Joshua Klopfenstein, “Toward a Broader Theory of Music: Charles Butler’s The Principles of Musik and Seventeenth-Century England”
Abstract: English music theory around the turn of the seventeenth century is often noted for its practical and intellectually insular nature (Herissone 2000, Christensen 2004). While these features are certainly a distinguishing aspect of many treatises, acceptance of this view threatens to flatten the intellectual world of seventeenth century English music theory. In contrast to this insularity, Charles Butler’s The Principles of Musik (1636) shows a writer deeply engaged with Continental music theory, theology, and contemporary politics. A country vicar probably best known for his work on beekeeping The Feminine Monarchie (1609, 1623, 1634), his Principles of Musik is anything but practical and intellectually insular. In his brief music treatise, Butler presents the fundamentals of music while simultaneously writing a history of music theory from Boethius through the sixteenth century, a discussion which is then followed by a careful argument for the propriety of the use of instruments and voices in church music, relying heavily on the Bible for its authority while frequently drawing upon church fathers and later theologians. The treatise concludes with a substantial defense of music in public.

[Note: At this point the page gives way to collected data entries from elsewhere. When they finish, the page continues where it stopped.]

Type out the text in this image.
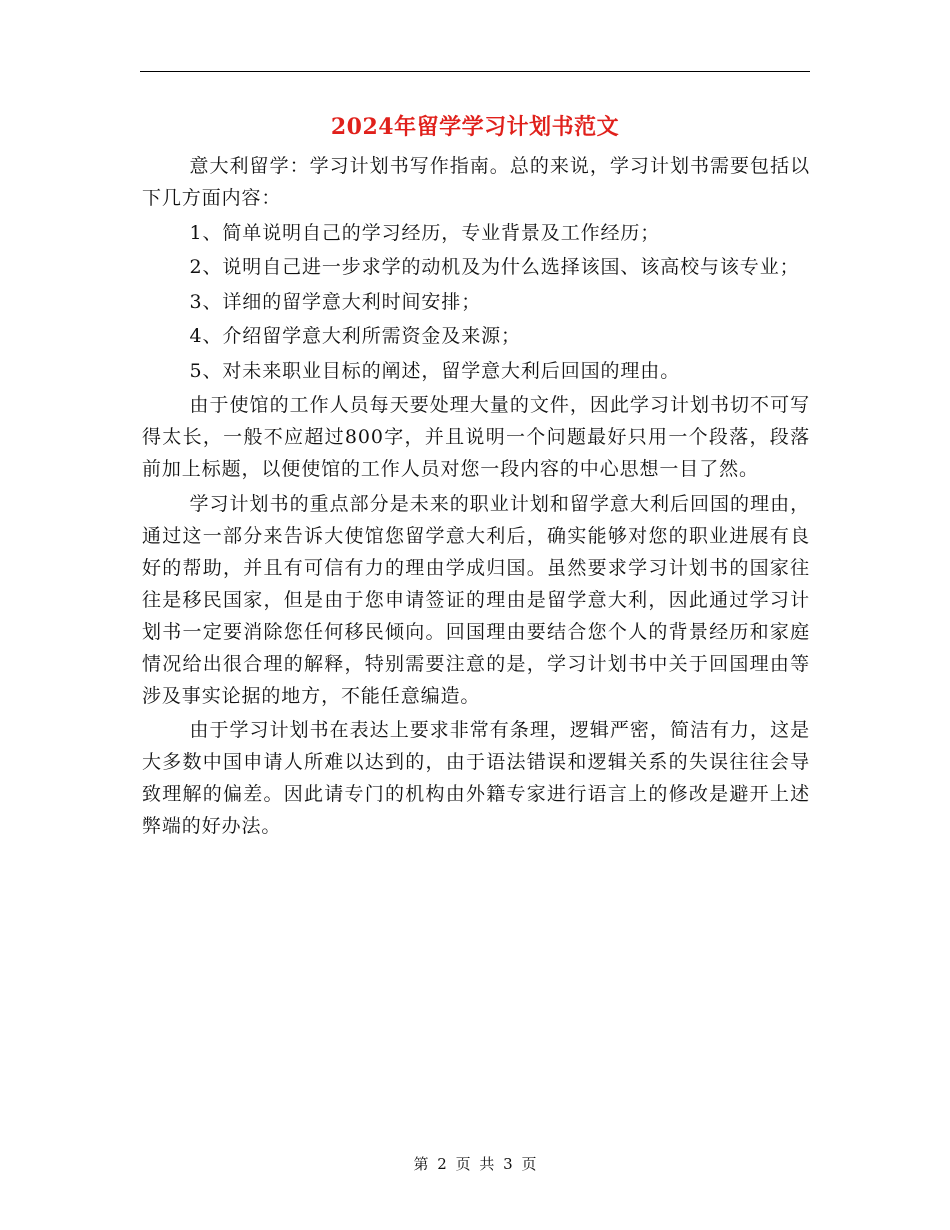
2024年留学学习计划书范文

意大利留学：学习计划书写作指南。总的来说，学习计划书需要包括以下几方面内容：

1、简单说明自己的学习经历，专业背景及工作经历；

2、说明自己进一步求学的动机及为什么选择该国、该高校与该专业；

3、详细的留学意大利时间安排；

4、介绍留学意大利所需资金及来源；

5、对未来职业目标的阐述，留学意大利后回国的理由。

由于使馆的工作人员每天要处理大量的文件，因此学习计划书切不可写得太长，一般不应超过800字，并且说明一个问题最好只用一个段落，段落前加上标题，以便使馆的工作人员对您一段内容的中心思想一目了然。

学习计划书的重点部分是未来的职业计划和留学意大利后回国的理由，通过这一部分来告诉大使馆您留学意大利后，确实能够对您的职业进展有良好的帮助，并且有可信有力的理由学成归国。虽然要求学习计划书的国家往往是移民国家，但是由于您申请签证的理由是留学意大利，因此通过学习计划书一定要消除您任何移民倾向。回国理由要结合您个人的背景经历和家庭情况给出很合理的解释，特别需要注意的是，学习计划书中关于回国理由等涉及事实论据的地方，不能任意编造。

由于学习计划书在表达上要求非常有条理，逻辑严密，简洁有力，这是大多数中国申请人所难以达到的，由于语法错误和逻辑关系的失误往往会导致理解的偏差。因此请专门的机构由外籍专家进行语言上的修改是避开上述弊端的好办法。

第 2 页 共 3 页
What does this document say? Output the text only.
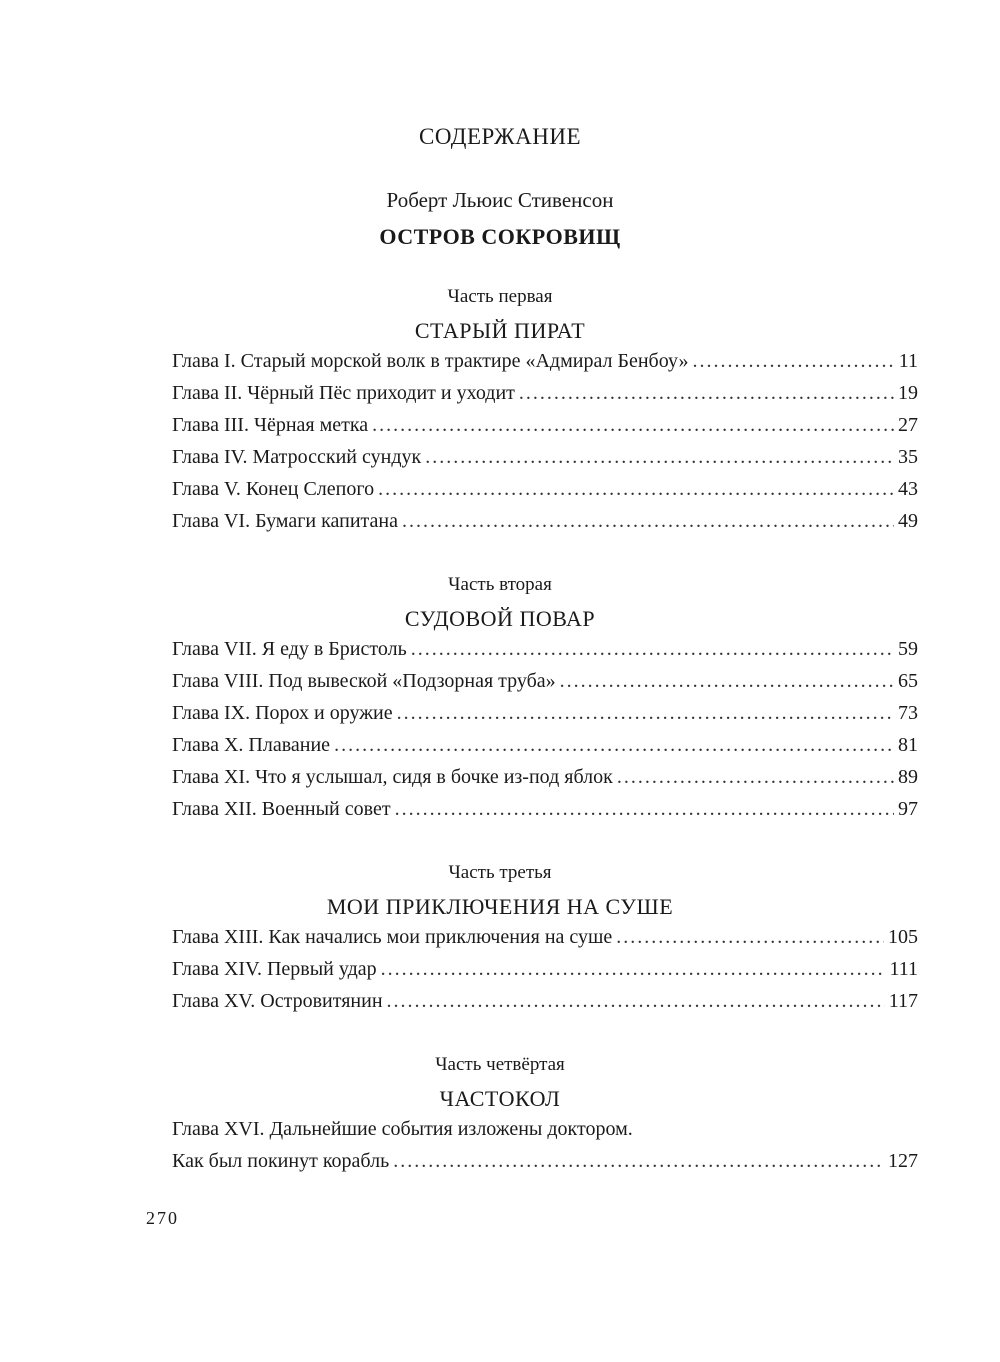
СОДЕРЖАНИЕ
Роберт Льюис Стивенсон
ОСТРОВ СОКРОВИЩ
Часть первая
СТАРЫЙ ПИРАТ
Глава I. Старый морской волк в трактире «Адмирал Бенбоу» . . .	11
Глава II. Чёрный Пёс приходит и уходит . . .	19
Глава III. Чёрная метка . . .	27
Глава IV. Матросский сундук . . .	35
Глава V. Конец Слепого . . .	43
Глава VI. Бумаги капитана . . .	49
Часть вторая
СУДОВОЙ ПОВАР
Глава VII. Я еду в Бристоль . . .	59
Глава VIII. Под вывеской «Подзорная труба» . . .	65
Глава IX. Порох и оружие . . .	73
Глава X. Плавание . . .	81
Глава XI. Что я услышал, сидя в бочке из-под яблок . . .	89
Глава XII. Военный совет . . .	97
Часть третья
МОИ ПРИКЛЮЧЕНИЯ НА СУШЕ
Глава XIII. Как начались мои приключения на суше . . .	105
Глава XIV. Первый удар . . .	111
Глава XV. Островитянин . . .	117
Часть четвёртая
ЧАСТОКОЛ
Глава XVI. Дальнейшие события изложены доктором.
Как был покинут корабль . . .	127
270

Butler’s practical explanation of the elements of music has received some attention (Bailey 1998, Owens 1998). But in Butler the practical musician exists alongside deeply speculative and theoretical discussions of the art, usually relegated to Butler’s lengthy and careful notes which at times greatly exceed the body of the chapter. The theoretical portions of Butler’s work have received substantially less scholarly study. My paper works to reposition Butler’s treatise as a work of great erudition (both in music and theology) and a work of clear practical value. Indeed, the author sees his treatise as necessary preparatory reading before studying Morley’s celebrated A Plaine and Easie Introduction to Practicall Musicke (1597). Charles Butler’s Principles of Musik shows a socially engaged music theory that treats music writ large as its object, not simply the fundamentals of the art.

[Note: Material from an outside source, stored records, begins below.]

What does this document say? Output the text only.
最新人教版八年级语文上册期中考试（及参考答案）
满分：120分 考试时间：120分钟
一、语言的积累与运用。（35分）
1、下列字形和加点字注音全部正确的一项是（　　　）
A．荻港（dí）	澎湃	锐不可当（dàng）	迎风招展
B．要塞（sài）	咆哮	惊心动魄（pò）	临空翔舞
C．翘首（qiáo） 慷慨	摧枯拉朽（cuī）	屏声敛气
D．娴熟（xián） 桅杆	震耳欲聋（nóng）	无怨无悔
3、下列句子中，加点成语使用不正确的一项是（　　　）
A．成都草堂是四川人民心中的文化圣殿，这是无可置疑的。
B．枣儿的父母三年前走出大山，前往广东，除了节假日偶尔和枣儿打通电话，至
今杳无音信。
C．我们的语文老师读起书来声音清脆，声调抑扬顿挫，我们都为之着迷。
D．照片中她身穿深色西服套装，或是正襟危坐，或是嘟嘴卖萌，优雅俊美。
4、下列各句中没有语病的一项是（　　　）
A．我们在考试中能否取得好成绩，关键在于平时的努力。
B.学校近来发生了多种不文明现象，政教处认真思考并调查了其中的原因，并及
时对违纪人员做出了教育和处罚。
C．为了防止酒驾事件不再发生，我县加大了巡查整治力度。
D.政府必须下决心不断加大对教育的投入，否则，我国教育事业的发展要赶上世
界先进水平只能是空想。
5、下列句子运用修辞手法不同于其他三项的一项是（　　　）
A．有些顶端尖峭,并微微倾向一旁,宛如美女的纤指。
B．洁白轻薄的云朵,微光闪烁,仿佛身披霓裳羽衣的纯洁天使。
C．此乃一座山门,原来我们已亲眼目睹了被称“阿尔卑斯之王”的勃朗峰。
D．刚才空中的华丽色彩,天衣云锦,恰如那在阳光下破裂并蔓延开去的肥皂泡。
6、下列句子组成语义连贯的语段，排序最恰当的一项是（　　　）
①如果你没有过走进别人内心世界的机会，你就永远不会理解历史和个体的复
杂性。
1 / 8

Butler explicitly addresses the larger social concerns of musicians and audiences in his treatise, a topic only latent in the writings of many of his contemporaries. We thus find a treatise that is as deeply concerned with the rise of Puritanism and its views on music as it is a treatise on practical musicianship. This broader reading of Butler sheds light on a particularly musical response to the wider religious and political debates that occurred in the years leading up to the English Civil War. What emerges in my study is not simply an eccentric country parson who wrote a madrigal imitating bees or an obsessive crusader who proposed a curious reform of English orthography (as in The English Grammar, 1633) but a thoughtful musician and careful expositor of texts both ancient and modern, a writer concerned not simply with promoting accurate singing but also with providing compelling arguments for the necessity and moral uprightness of public music at a time when music’s value was being openly challenged.